The invasion was not about the United States setting up bases or stealing Iraq’s oil or using Iraq for an invasion of Iran, as Saddam’s apologists claimed. Nor was it about imposing democracy by force. It was about two things: stopping a time bomb that was ticking in the heart of the region and removing the impediment to democratization that was Saddam's regime.
More than a million Americans fought and worked in Iraq. They share part of the credit for the fact that Iraqis today are able to run their own lives without fear. They can be proud that, once again, American power was used to free a nation from tyranny.

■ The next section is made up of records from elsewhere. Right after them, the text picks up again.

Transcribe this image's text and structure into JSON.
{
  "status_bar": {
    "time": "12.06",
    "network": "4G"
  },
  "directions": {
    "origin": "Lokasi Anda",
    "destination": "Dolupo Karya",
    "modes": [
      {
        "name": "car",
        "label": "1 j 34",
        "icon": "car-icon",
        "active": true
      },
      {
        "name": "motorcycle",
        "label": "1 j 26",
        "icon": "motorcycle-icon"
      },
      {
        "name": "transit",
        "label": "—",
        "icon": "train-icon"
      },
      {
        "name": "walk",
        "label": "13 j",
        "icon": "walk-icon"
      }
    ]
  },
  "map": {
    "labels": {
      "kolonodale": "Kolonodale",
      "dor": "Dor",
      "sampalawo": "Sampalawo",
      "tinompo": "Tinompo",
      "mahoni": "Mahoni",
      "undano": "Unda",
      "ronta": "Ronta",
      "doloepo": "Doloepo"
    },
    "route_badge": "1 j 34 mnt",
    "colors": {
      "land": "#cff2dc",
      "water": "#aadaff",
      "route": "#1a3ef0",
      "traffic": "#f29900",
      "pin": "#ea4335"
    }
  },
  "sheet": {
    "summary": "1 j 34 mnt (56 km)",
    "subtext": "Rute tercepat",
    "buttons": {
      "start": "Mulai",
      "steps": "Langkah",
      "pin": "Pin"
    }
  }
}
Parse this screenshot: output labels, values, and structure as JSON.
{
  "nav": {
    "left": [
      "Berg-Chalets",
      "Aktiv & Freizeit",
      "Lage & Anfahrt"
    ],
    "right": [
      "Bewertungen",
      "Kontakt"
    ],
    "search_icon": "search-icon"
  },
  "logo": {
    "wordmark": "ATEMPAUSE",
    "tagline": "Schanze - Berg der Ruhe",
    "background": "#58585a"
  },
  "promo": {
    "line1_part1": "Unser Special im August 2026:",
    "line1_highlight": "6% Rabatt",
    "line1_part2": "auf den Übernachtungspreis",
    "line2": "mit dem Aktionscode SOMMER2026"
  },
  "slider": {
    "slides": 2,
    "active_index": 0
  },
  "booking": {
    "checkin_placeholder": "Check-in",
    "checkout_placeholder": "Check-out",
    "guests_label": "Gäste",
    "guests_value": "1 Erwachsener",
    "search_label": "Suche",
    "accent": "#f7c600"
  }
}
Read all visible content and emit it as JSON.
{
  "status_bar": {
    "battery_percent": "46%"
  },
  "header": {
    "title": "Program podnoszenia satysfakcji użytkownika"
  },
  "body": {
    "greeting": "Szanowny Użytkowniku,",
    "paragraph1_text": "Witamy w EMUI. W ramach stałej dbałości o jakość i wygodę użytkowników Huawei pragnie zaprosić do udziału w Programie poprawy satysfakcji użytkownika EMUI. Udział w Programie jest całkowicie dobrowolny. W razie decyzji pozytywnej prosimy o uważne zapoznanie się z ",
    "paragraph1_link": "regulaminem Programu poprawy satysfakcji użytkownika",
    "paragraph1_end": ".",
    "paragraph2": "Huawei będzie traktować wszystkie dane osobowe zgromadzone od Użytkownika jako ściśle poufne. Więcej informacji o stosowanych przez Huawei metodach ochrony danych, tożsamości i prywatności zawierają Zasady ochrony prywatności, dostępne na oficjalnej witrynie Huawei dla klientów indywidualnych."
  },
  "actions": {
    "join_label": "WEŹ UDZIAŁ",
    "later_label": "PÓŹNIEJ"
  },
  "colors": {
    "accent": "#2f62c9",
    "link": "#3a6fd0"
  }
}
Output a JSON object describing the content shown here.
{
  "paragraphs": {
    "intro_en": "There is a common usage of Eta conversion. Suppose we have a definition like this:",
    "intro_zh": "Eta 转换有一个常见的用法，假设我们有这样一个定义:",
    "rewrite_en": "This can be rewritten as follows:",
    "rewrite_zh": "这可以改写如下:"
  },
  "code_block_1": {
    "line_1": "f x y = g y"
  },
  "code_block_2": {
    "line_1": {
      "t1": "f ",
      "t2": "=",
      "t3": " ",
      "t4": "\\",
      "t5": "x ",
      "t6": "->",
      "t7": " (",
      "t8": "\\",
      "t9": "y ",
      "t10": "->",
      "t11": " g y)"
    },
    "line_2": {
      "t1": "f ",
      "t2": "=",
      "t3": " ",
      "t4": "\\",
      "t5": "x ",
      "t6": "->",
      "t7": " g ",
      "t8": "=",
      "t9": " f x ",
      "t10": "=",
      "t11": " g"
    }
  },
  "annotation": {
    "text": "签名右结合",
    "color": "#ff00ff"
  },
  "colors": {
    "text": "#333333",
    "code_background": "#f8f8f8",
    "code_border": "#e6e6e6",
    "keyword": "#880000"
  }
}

Yes, the Iraq War was not a typical war for conquest or advantage, though we had vital interests involved in fighting in Iraq:
In many ways, contrary to the charge that we fight in Iraq for oil or Halliburton, our fight in Iraq is highly idealistic. Rather than settling for putting "our sonofabitch" in charge of Iraq, we are attempting to give the Iraqis the chance to live in a free country where ballots decide who sits in the government's offices.
We did a good thing by helping Iraqis achieve what they have. Let's help them achieve more. We worry that the Arab Spring will betray hopes of freedom for Arabs getting a first taste of life without corrupt autocrats. Why not help a people who have made more progress down that path than any who stood their ground on the streets in the Arab Spring?